Well, I'm sure they'd sell me the car for a lot less than a million dollars. But you're right, it's not just getting the car, it's winning it. There're no bragging rights for paying for a car that was made in 1981.

[Woodrat]

OK -
Step 1 - Open 35 random bags noting the highest two amounts -
Step 2 - begin opening another 35 bags accepting the first one greater than the highest in Step 1 -
Step 3 - If no bag in Step 2 is higher than the highest in Step 1 then begin opening the remaining bags accepting the first one that is greater than the second amount in Step 1 - This may be also greater than the highest amount from Step 1.
Of course the two highest amounts could have been in Step 1 and you would go away with only whatever was in the last bag opened - but then you would also be spated the embarassment of having to drive the car.

[CrystyB]

n is given as 100. The pure strategy is to let k go by and choose the first that is bigger than the max of those first k.

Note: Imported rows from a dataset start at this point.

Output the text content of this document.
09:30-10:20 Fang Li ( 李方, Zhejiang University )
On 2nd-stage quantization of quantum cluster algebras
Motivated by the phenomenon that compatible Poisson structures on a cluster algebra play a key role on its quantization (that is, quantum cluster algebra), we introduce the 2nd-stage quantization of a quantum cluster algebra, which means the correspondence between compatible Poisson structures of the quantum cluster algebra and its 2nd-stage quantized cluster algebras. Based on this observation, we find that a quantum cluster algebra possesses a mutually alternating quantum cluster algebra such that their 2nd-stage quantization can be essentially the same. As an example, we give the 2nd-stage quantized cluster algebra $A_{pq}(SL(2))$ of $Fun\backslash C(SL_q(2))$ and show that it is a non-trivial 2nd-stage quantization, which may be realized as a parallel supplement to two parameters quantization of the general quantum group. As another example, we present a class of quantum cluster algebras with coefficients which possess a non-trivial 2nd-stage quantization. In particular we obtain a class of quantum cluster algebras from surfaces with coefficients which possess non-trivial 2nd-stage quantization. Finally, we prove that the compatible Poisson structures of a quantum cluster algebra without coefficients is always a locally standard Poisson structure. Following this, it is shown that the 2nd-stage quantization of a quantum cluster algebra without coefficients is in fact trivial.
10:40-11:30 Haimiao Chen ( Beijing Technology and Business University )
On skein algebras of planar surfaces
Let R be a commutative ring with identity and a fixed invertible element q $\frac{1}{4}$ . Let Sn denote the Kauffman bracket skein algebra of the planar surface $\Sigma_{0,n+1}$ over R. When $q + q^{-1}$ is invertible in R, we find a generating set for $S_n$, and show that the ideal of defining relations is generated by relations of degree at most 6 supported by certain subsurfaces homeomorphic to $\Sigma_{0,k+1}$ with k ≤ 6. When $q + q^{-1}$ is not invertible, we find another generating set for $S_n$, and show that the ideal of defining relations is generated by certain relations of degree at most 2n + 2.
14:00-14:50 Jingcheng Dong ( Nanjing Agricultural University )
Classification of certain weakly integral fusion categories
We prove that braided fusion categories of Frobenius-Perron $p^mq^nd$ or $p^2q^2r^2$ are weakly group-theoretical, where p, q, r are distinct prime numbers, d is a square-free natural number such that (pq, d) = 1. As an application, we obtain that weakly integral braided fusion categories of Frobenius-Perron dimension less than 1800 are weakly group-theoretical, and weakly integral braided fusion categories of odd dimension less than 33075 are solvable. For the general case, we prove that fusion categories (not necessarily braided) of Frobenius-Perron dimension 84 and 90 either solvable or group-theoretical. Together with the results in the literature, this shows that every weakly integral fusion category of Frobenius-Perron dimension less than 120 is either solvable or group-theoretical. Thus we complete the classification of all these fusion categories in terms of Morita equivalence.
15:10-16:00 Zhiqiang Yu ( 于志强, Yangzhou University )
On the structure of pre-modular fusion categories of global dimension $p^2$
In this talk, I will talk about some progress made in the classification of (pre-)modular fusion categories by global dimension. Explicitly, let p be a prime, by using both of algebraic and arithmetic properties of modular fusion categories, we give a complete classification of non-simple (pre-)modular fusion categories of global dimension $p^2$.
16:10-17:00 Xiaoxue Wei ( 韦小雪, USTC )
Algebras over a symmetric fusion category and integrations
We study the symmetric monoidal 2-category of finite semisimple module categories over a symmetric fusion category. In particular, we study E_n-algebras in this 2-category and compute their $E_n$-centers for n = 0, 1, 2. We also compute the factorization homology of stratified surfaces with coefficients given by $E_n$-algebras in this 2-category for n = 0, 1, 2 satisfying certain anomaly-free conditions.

Let me reduce the problem to handle only permutations, that is values of only 1..n, so that max of the first k is >= k.

SUM for i_from_k_to_n of P(max[1..k]_is_i)*P(next_bigger_than_i[k+1..n]_is_n)

in [k+1..n] we have n-i biggers and i-k lessers.

given "a Q and b R", what is the P that the first R is a given number, x?
it is 1/b !!!
Very cute, but i did NOT manage to spot this at first glance (i had to run a few tests =[ )

so now P = SUM for i_from_k_to_(n-1) of {P(max[1..k]=i) / (n-i)}
( if max of the first was n, P is 0 (and btw n-i=0, thus T_(i=n) would have been meaningless) )

but that probability IS P=[(i-1)!*(n-k)!*k]/[n!*(i-k)!], believe me (although i am extrapolating).

and through running spreadsheet calculations for various k's, optimal_k is [drum rolls please!] 37 (sorry i doubted y'all).

[Laramie]

The problem (including the non-discrete case) is very difficult because it "should" depend on our prior beliefs. When we observe, say, 5 amounts, we revise our beliefs about the underlying distribution and then condition our decision on those beliefs. In this case, we are given no prior belief. That does not mean that we cannot improve our lot, however. The typical approach is to accept the current bag with some probability that is increasing in the amount in the bag. One strategy, for example, might be to observe the first 100/e bags and then accept the next bag (assuming it is the largest thus far) with probability min[(x-M)/M,1], where M is the maximum up to that point and x is the current observation. Suppose that M=$1000 and we observe x=$1100. We would accept with probability 0.1. Similarly if x=$3000, we accept with probability 1. In this way, we incorporate our instinctive belief to accept an amount if it is a great deal higher than the current maximum.

I am not arguing, incidentally, that this is an optimal strategy. Rather, I'm arguing that we might be able to increase our chances with a strategy of this nature. Personally, I would tie my decision to the standard deviation of the previously observed values.

I'll post a related (and very interesting problem) in a few minutes.